Most of the common things you will find in divorce arguments and settlements are alimony, child custody, splitting assets, and visitations. While these are important things to agree on, divorce lawyers report that many divorcing couples often overlook certain things that can have lifelong impacts on their lives.

Here are 5 things often overlooked in divorce agreements you should be aware of:

Removing your ex-spouse as a beneficially

When you were on good terms, chances are you listed your spouse as a beneficially on a life insurance policy, will, or 401K. After you have reached a divorce agreement, you might think that your spouse will be automatically removed as a beneficiary, but this isn’t the case.

It’s up to you to take the initiative to visit the relevant entities and make the changes.

Who will pay for extensive dental work?

When ex-spouses with healthy, active toddlers divorce, the last thing on their mind is their child requiring extensive dental work such as wisdom teeth extractions, braces, and others. Unfortunately, these are often needed, and not all insurance policies pay for them, especially if they are for cosmetic reasons.

To be on the safe side and get rid of complications down the line, agree on who and how you will pay for the dental work should it be needed.

College and tuition fees

This is common with younger divorcing couples. Since the kids are still too young, the last thing on the parent’s mind is how the kids will go to college, so they often don’t bother agreeing on who will pay for the fees, which often leads to them taking each other to a civil court.

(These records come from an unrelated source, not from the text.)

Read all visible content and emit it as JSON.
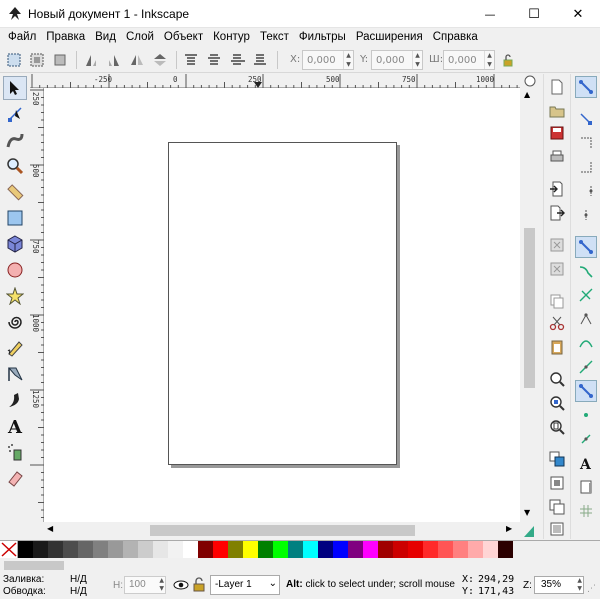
{
  "window": {
    "title": "Новый документ 1 - Inkscape",
    "minimize_glyph": "—",
    "maximize_glyph": "☐",
    "close_glyph": "✕"
  },
  "menu": [
    {
      "label": "Файл"
    },
    {
      "label": "Правка"
    },
    {
      "label": "Вид"
    },
    {
      "label": "Слой"
    },
    {
      "label": "Объект"
    },
    {
      "label": "Контур"
    },
    {
      "label": "Текст"
    },
    {
      "label": "Фильтры"
    },
    {
      "label": "Расширения"
    },
    {
      "label": "Справка"
    }
  ],
  "controls": {
    "x_label": "X:",
    "x_value": "0,000",
    "y_label": "Y:",
    "y_value": "0,000",
    "w_label": "Ш:",
    "w_value": "0,000"
  },
  "rulers": {
    "top_ticks": [
      "-250",
      "0",
      "250",
      "500",
      "750",
      "1000"
    ],
    "left_ticks": [
      "250",
      "500",
      "750",
      "1000",
      "1250"
    ]
  },
  "palette": {
    "colors": [
      "#000000",
      "#1a1a1a",
      "#333333",
      "#4d4d4d",
      "#666666",
      "#808080",
      "#999999",
      "#b3b3b3",
      "#cccccc",
      "#e6e6e6",
      "#f2f2f2",
      "#ffffff",
      "#800000",
      "#ff0000",
      "#808000",
      "#ffff00",
      "#008000",
      "#00ff00",
      "#008080",
      "#00ffff",
      "#000080",
      "#0000ff",
      "#800080",
      "#ff00ff",
      "#a00000",
      "#cc0000",
      "#e60000",
      "#ff2a2a",
      "#ff5555",
      "#ff8080",
      "#ffaaaa",
      "#ffd5d5",
      "#2b0000"
    ]
  },
  "status": {
    "fill_label": "Заливка:",
    "fill_value": "Н/Д",
    "stroke_label": "Обводка:",
    "stroke_value": "Н/Д",
    "opacity_label": "Н:",
    "opacity_value": "100",
    "layer_value": "-Layer 1",
    "message_bold": "Alt:",
    "message": " click to select under; scroll mouse",
    "x_label": "X:",
    "x_value": "294,29",
    "y_label": "Y:",
    "y_value": "171,43",
    "zoom_label": "Z:",
    "zoom_value": "35%"
  },
  "colors": {
    "active_tool_bg": "#dbe6f4",
    "snap_on_bg": "#cfe0f5"
  }
}
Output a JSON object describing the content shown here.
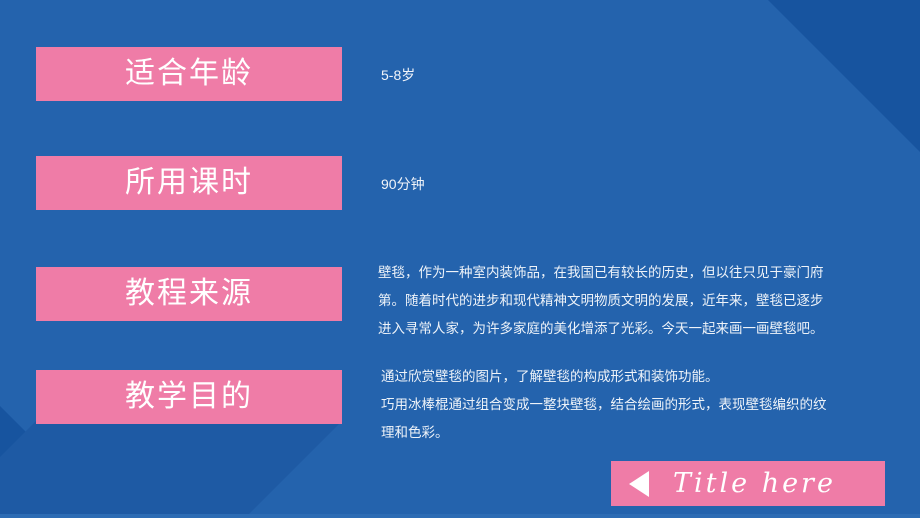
{
  "slide": {
    "background_color": "#2463ad",
    "accent_color": "#ef7ca7",
    "shadow_color": "#17549f",
    "text_color": "#ffffff"
  },
  "rows": [
    {
      "label": "适合年龄",
      "value": "5-8岁"
    },
    {
      "label": "所用课时",
      "value": "90分钟"
    },
    {
      "label": "教程来源",
      "paragraph_lines": [
        "壁毯，作为一种室内装饰品，在我国已有较长的历史，但以往只见于豪门府",
        "第。随着时代的进步和现代精神文明物质文明的发展，近年来，壁毯已逐步",
        "进入寻常人家，为许多家庭的美化增添了光彩。今天一起来画一画壁毯吧。"
      ]
    },
    {
      "label": "教学目的",
      "paragraph_lines": [
        "通过欣赏壁毯的图片，了解壁毯的构成形式和装饰功能。",
        "巧用冰棒棍通过组合变成一整块壁毯，结合绘画的形式，表现壁毯编织的纹",
        "理和色彩。"
      ]
    }
  ],
  "footer_button": {
    "label": "Title here",
    "icon": "triangle-left-icon"
  }
}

While college expenses can be addressed through financial aid and private loans, there are still some out-of-pocket expenses that a parent will have to settle.

To avoid dragging each other to court, agree on how the college fees and pocket money will be paid.

Freezing the credit card used by your spouse

The same way it’s common for couples to have each other as beneficiaries is the same way they use each other credit cards. One partner will take a credit card in their name then give it to their partner. After all, they are one entity, right?

When divorce looms, most couples forget about the credit card, and they are shocked to find they have a considerable credit card debt that they don’t even know of.

Credit card companies don’t care about divorce settlements, and all they care about is whose name is on the credit card. This means that even if you aren’t using the card, the company can sue you for failing to clear your debt.

As you draft the divorce agreement, get your credit card report and see the number of cards you have and how much debt you are in.

To protect yourself, freeze all the cards you aren’t using.

Child visitation details

While most couples will agree on who will have child custody and how they will contribute to the child upkeep, most fail to detail how the non-custodial parent will visit the child.

The custodial parent will say that the non-custodial parent only needs to call and organize how they will visit the child, but this isn’t enough.

To avoid future confrontations, agree on how each parent will see their child. Go into details on how the visits will be during summer vacations, birthdays, holidays, and other special events.

Thankfully these are easy things to agree on, but ask your family lawyers Fairfax VA to help out if you can’t reach an agreement.